Isto é a técnica geral do Código. Só em casos excepcionalíssimos é que o Código exige que os ofendidos provem uma determinada intenção por parte dos arguidos.
Vamos encarar o problema da intimidade da vida privada.
Se, por exemplo, determinado indivíduo tira uma fotografia ou regista uma conversa privada de outro, pela opinião da comissão só haverá crime, provando o ofendido que o arguido teve intenção de devassar à vida privada. Imagine-se como será difícil provar-se, para além de toda a realidade factida da qual resulta no consenso geral efectiva ofensa do seu direito, que o indivíduo teve precisamente a intenção de o ofender.

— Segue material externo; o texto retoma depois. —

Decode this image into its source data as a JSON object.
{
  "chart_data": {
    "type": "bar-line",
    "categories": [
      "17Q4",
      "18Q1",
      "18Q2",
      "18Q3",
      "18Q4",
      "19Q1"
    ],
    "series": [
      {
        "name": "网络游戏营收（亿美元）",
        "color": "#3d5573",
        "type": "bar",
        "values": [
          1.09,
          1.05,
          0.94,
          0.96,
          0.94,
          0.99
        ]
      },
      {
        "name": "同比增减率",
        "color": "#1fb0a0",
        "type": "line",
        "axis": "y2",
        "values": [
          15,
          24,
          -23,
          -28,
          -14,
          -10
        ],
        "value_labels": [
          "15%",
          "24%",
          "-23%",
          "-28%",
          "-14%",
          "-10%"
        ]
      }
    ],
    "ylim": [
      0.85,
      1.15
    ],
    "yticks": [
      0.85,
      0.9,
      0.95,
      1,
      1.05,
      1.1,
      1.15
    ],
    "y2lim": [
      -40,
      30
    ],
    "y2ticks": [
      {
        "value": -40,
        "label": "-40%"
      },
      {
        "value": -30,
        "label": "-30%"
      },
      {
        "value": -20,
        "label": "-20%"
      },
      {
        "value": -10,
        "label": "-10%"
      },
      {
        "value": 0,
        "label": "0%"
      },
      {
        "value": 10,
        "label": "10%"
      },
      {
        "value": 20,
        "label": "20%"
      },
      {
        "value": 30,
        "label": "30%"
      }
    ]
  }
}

Parece-me que se votarmos assim a lei lhe tiramos todo o interesse. Creio, desde já, que não aparecerão processos destes em tribunal, ou tal só acontecerá em casos excepcionalíssimos.

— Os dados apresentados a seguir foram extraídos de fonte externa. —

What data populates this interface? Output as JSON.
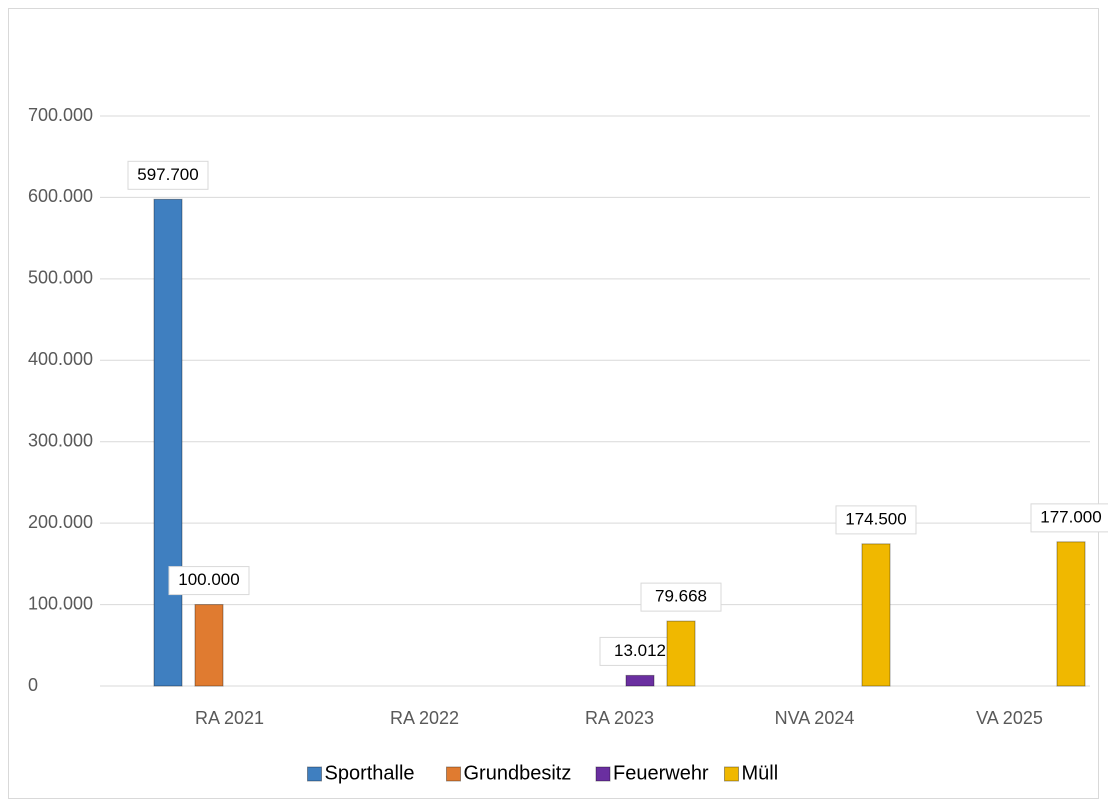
{
  "chart_data": {
    "type": "bar",
    "categories": [
      "RA 2021",
      "RA 2022",
      "RA 2023",
      "NVA 2024",
      "VA 2025"
    ],
    "series": [
      {
        "name": "Sporthalle",
        "color": "#3f7fc0",
        "values": [
          597700,
          null,
          null,
          null,
          null
        ],
        "value_labels": [
          "597.700",
          null,
          null,
          null,
          null
        ]
      },
      {
        "name": "Grundbesitz",
        "color": "#e07b30",
        "values": [
          100000,
          null,
          null,
          null,
          null
        ],
        "value_labels": [
          "100.000",
          null,
          null,
          null,
          null
        ]
      },
      {
        "name": "Feuerwehr",
        "color": "#6a2fa0",
        "values": [
          null,
          null,
          13012,
          null,
          null
        ],
        "value_labels": [
          null,
          null,
          "13.012",
          null,
          null
        ]
      },
      {
        "name": "Müll",
        "color": "#f0b800",
        "values": [
          null,
          null,
          79668,
          174500,
          177000
        ],
        "value_labels": [
          null,
          null,
          "79.668",
          "174.500",
          "177.000"
        ]
      }
    ],
    "ylim": [
      0,
      700000
    ],
    "yticks": [
      0,
      {
        "value": 100000,
        "label": "100.000"
      },
      {
        "value": 200000,
        "label": "200.000"
      },
      {
        "value": 300000,
        "label": "300.000"
      },
      {
        "value": 400000,
        "label": "400.000"
      },
      {
        "value": 500000,
        "label": "500.000"
      },
      {
        "value": 600000,
        "label": "600.000"
      },
      {
        "value": 700000,
        "label": "700.000"
      }
    ],
    "grid": true,
    "legend": "bottom"
  }
}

Suponho que na posição tomada pela comissão há um equívoco: a todo o crime corresponde uma intenção; se não for assim, não há crime. O problema que, efectivamente, se levanta é de ónus de prova. Há que provar essa intenção ou a sua falta? Vamos obrigar o ofendido, em relação ao qual os factos mostram que a sua intimidade privada foi invadida, a fazer a prova de que o arguido teve intenção de ofendê-lo? Ou, pelo contrário, devemos aceitar a opinião da Câmara Corporativa e a da proposta do Governo, de que existindo a materialidade há o crime, competindo então ao arguido, se quiser, procurar provar que não teve intenção criminosa nem culpa?
Este é o problema crucial e é, de facto, esta questão que a Câmara tem de resolver, aderindo a uma ou outra posição. Embora não haja um conceito de vida privada, de intimidade de vida privada, no aspecto civil, já a nossa lei defende a intimidade privada. Diz o artigo 80.° do Código Civil:

Todos devem guardar a reserva quanto à intimidade da vida privada de outrem. A extensão da reserva é definida conforme a natureza do cargo e a condição das pessoas.

E, se me permitem, leio um comentário, feito pelo Sr. Prof. Antunes Varela e pelo saudoso Prof. Pires de Lima, a esta disposição. Dizem assim: Tal como acontece com o disposto nos n.ºs 2 e 3 do artigo anterior, a aplicação deste artigo fica, em grande medida, dependente do critério do julgador. Há, todavia - e isto é que é o importante, dizemos nós -, duas bases objectivas a que este deve atender. Uma assenta na natureza do caso, dado que a divulgação dos factos da vida íntima da pessoa pode ofender - ou, acrescentamos nós, não ofender -, em maior ou menor grau, o seu decoro, respeitabilidade ou bom nome. Outra reporta-se à condição da pessoa, pois varia bastante, de acordo com ela, a reserva que as pessoas guardam ou exigem quanto à sua vida particular.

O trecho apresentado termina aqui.